- Portaria do Ministério da Justiça determina que apps de entrega e de transporte informem, no preço final, quanto é da plataforma digital e quanto vai para entregadores ou motoristas; publicação no Diário Oficial da União nesta quarta-feira 25.
- As multas por descumprimento variam de R$ 500 a R$ 13 milhões.
- O relatório do Grupo de Trabalho Técnico Interministerial de Entregadores por Aplicativo traz medidas que podem ser implementadas imediatamente, sem necessidade de aprovação do Congresso.
- O documento prevê a inclusão do item “Trabalhador de plataforma digital” nas fichas de notificação do Sinan, para registrar acidentes que ocorram na jornada de trabalho.
- Também está prevista a implantação de cem pontos de apoio em capitais e regiões metropolitanas, com serviços básicos, e há expectativa de reajuste na chamada taxa mínima de entrega, de R$ 7,50 para R$ 10.

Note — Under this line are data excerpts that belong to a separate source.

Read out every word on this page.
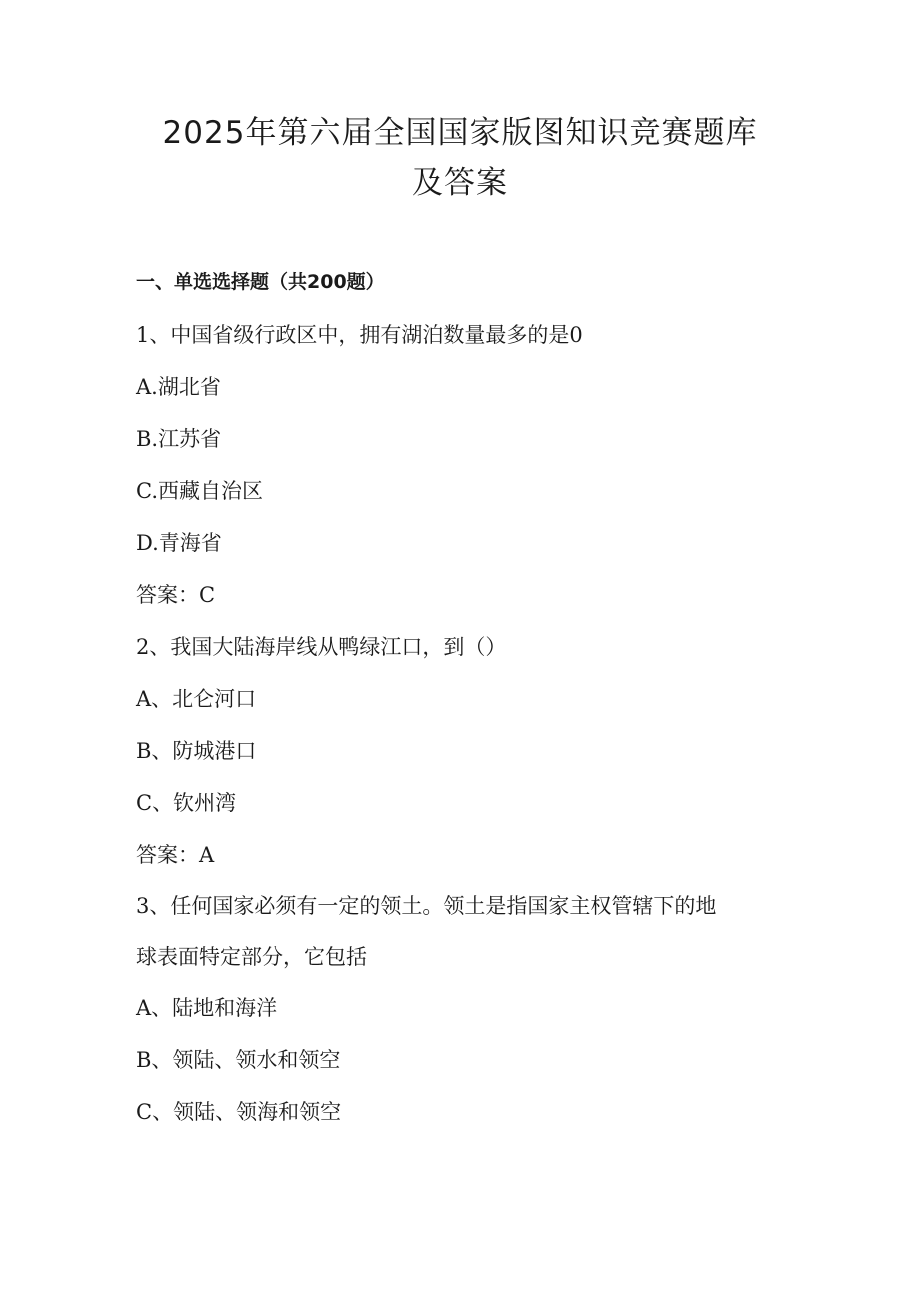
2025年第六届全国国家版图知识竞赛题库
及答案
一、单选选择题（共200题）
1、中国省级行政区中，拥有湖泊数量最多的是0
A.湖北省
B.江苏省
C.西藏自治区
D.青海省
答案：C
2、我国大陆海岸线从鸭绿江口，到（）
A、北仑河口
B、防城港口
C、钦州湾
答案：A
3、任何国家必须有一定的领土。领土是指国家主权管辖下的地
球表面特定部分，它包括
A、陆地和海洋
B、领陆、领水和领空
C、领陆、领海和领空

O Ministério da Justiça e Segurança Pública determinou que empresas de aplicativos de entrega e transporte informem quanto do preço final corresponde à plataforma e quanto remunera entregadores ou motoristas. A portaria será publicada no Diário Oficial da União nesta quarta-feira (25).

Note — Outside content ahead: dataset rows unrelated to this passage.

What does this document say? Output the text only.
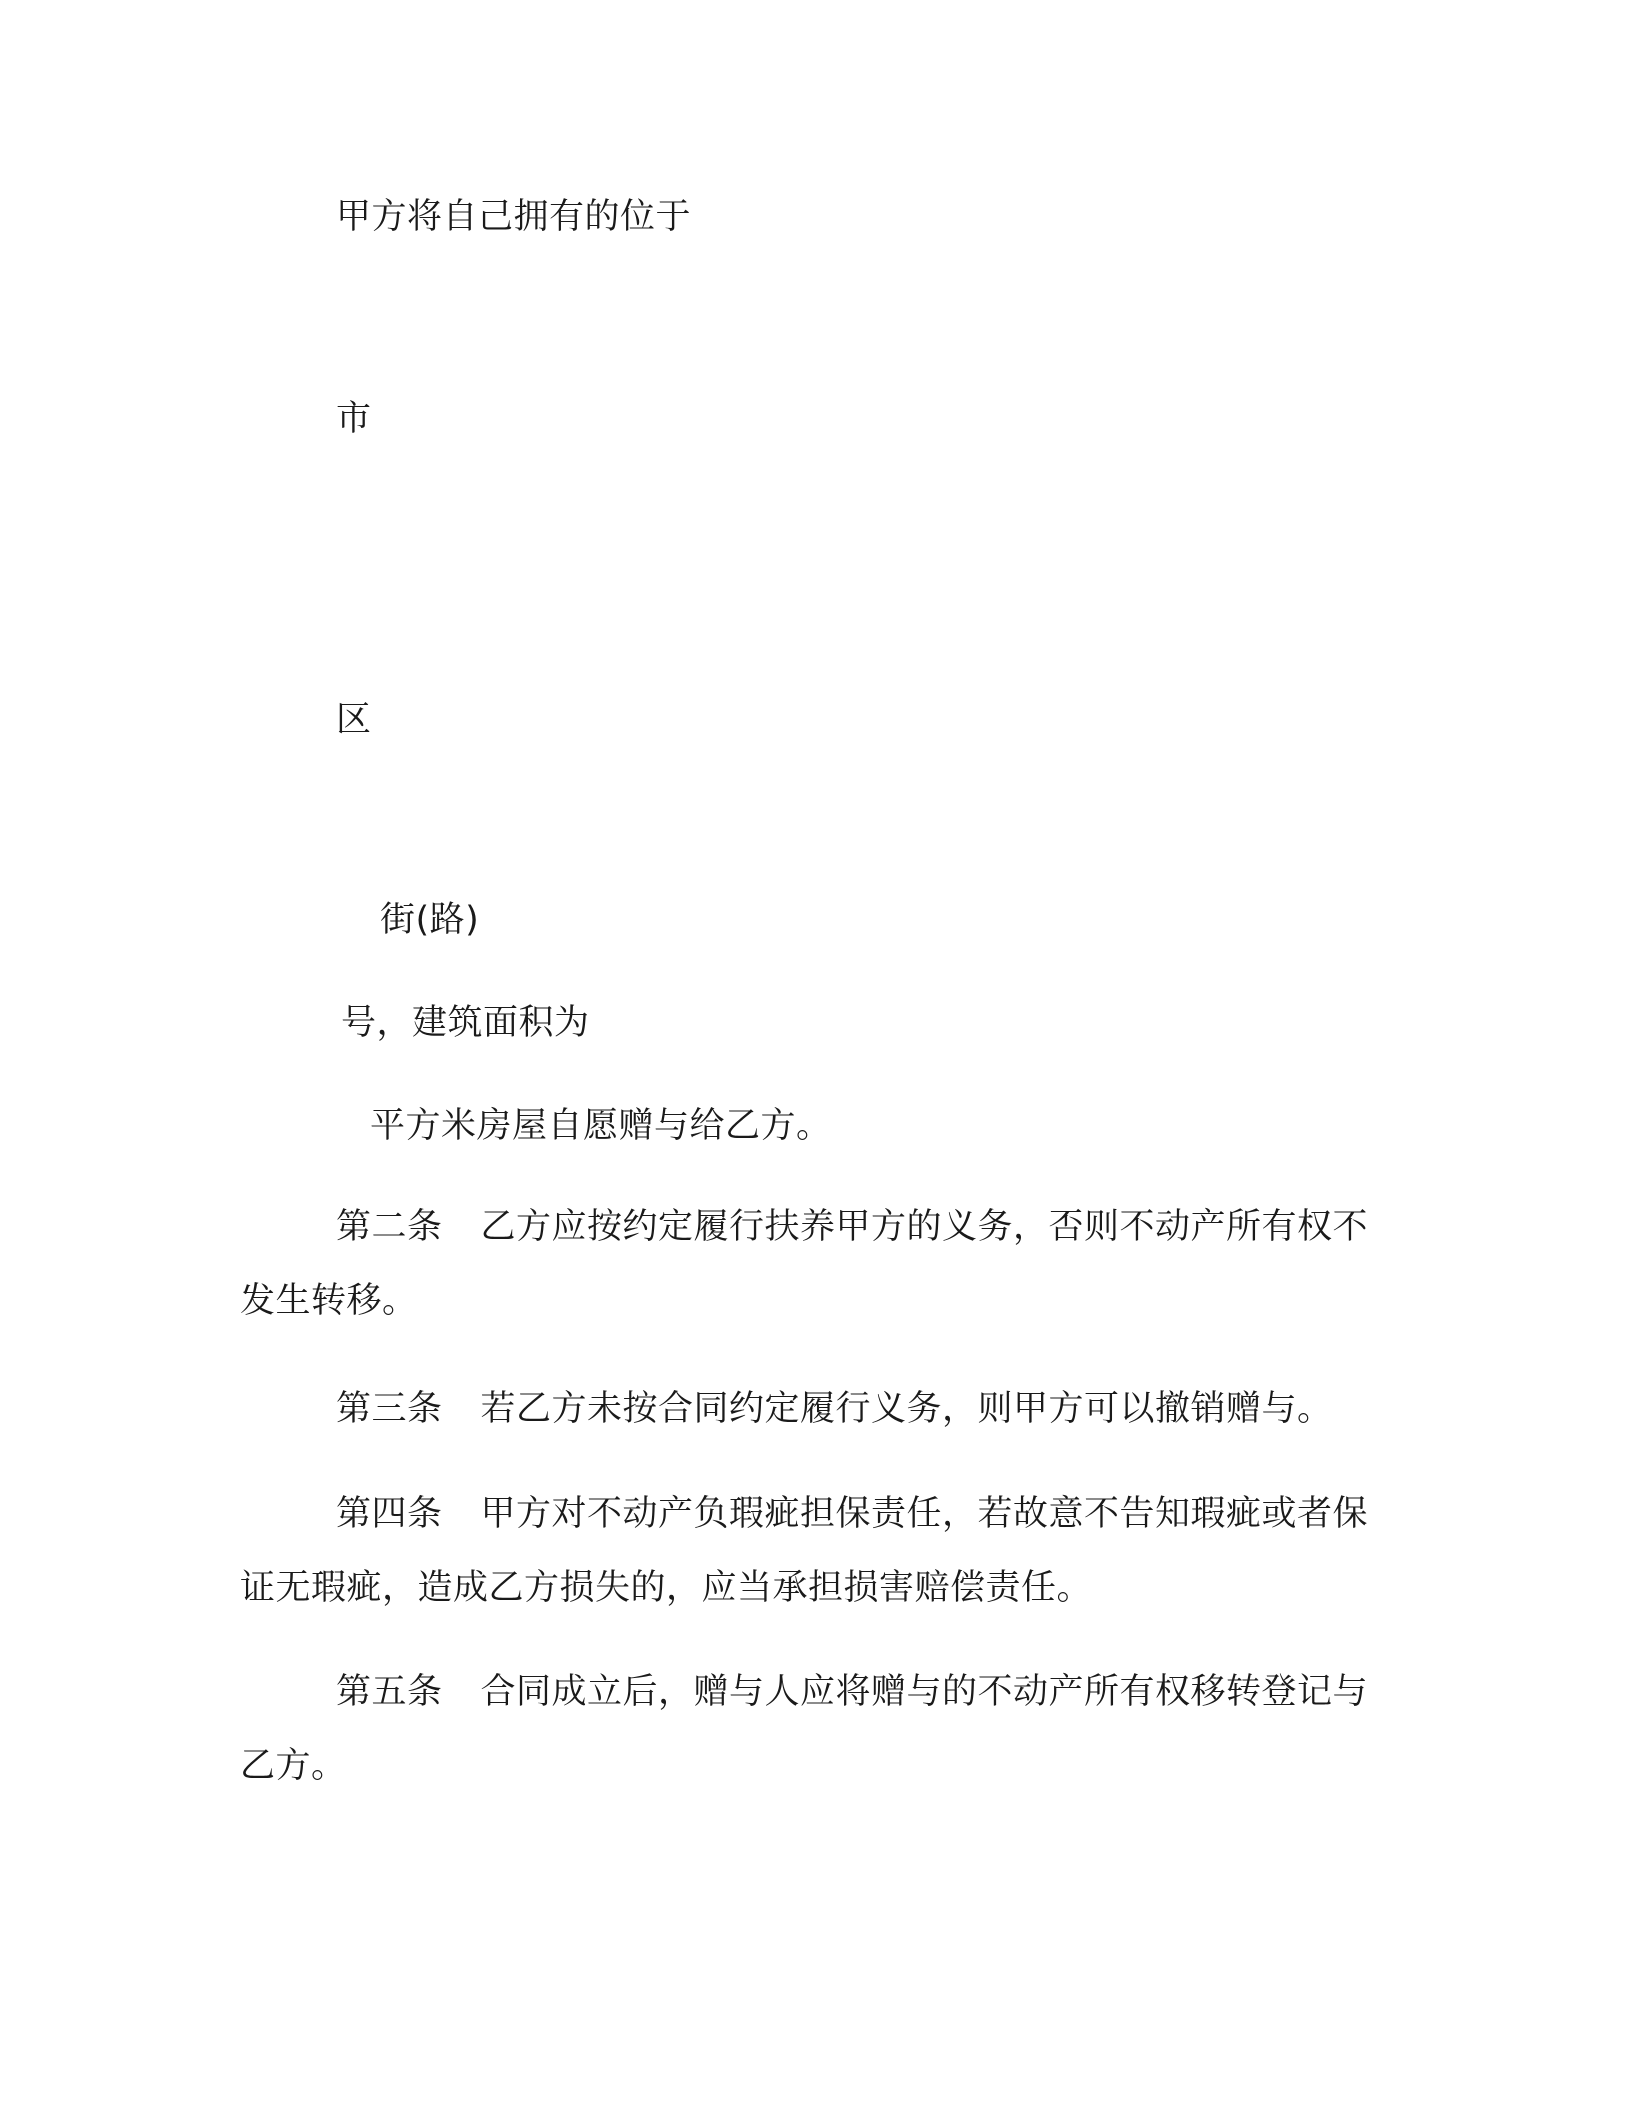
甲方将自己拥有的位于
市
区
街(路)
号，建筑面积为
平方米房屋自愿赠与给乙方。
第二条 乙方应按约定履行扶养甲方的义务，否则不动产所有权不发生转移。
第三条 若乙方未按合同约定履行义务，则甲方可以撤销赠与。
第四条 甲方对不动产负瑕疵担保责任，若故意不告知瑕疵或者保证无瑕疵，造成乙方损失的，应当承担损害赔偿责任。
第五条 合同成立后，赠与人应将赠与的不动产所有权移转登记与乙方。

A medida estabelece a transparência como direito do consumidor e prevê multas de 500 reais a 13 milhões de reais para o descumprimento. O objetivo é proporcionar clareza sobre a composição do valor cobrado aos usuários.
O anúncio foi feito em Brasília, durante a apresentação do relatório final do Grupo de Trabalho Técnico de Entregadores por Aplicativo. O documento lista ações que devem começar a vigorar de imediato, sem necessidade de aprovação do Congresso.
Medidas de transparência
O texto orienta que as informações sejam exibidas de forma acessível aos usuários, para que possam comparar plataformas. A ideia é reforçar a responsabilidade das empresas na comunicação de custos.

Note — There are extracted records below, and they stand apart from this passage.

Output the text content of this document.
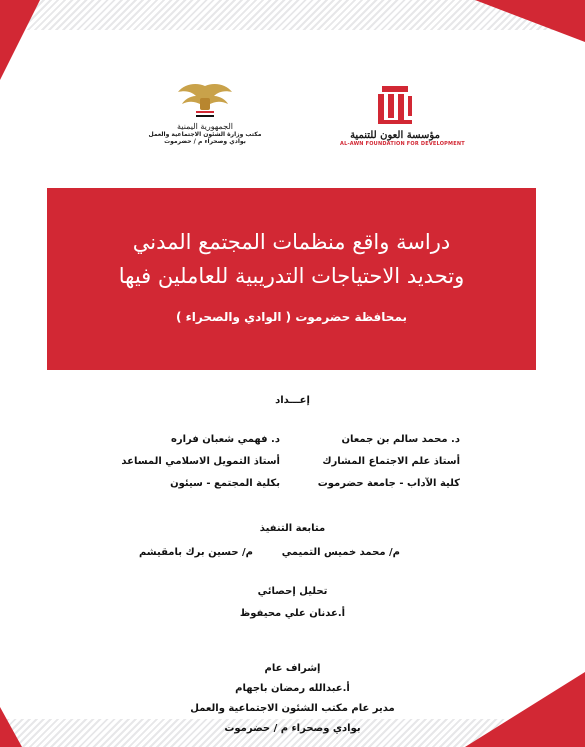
مؤسسة العون للتنمية
AL-AWN FOUNDATION FOR DEVELOPMENT
الجمهورية اليمنية
مكتب وزارة الشئون الاجتماعية والعمل
بوادي وصحراء م / حضرموت
دراسة واقع منظمات المجتمع المدني
وتحديد الاحتياجات التدريبية للعاملين فيها
بمحافظة حضرموت ( الوادي والصحراء )
إعـــداد
د. محمد سالم بن جمعان
أستاذ علم الاجتماع المشارك
كلية الآداب - جامعة حضرموت
د. فهمي شعبان فراره
أستاذ التمويل الاسلامي المساعد
بكلية المجتمع - سيئون
متابعة التنفيذ
م/ محمد خميس التميمي
م/ حسين برك بامقيشم
تحليل إحصائي
أ.عدنان علي محيفوظ
إشراف عام
أ.عبدالله رمضان باجهام
مدير عام مكتب الشئون الاجتماعية والعمل
بوادي وصحراء م / حضرموت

A avaliação é de que o detalhamento facilita escolhas informadas e reduz dúvidas sobre quanto cabe à remuneração de trabalhadores versus lucro das plataformas.
Aceito pelos trabalhadores
O governo incluiu ainda a criação de medidas de proteção aos profissionais, como a notificação de acidentes de trabalho no Sinan, para ampliar o acesso à Justiça do Trabalho. A medida deverá facilitar ações para assegurar direitos.
Líderes de entidades de motoristas e entregadores elogiaram a iniciativa de ampliar o reconhecimento e a proteção social, destacando a necessidade de melhorias na capacitação e no fornecimento de equipamentos de proteção.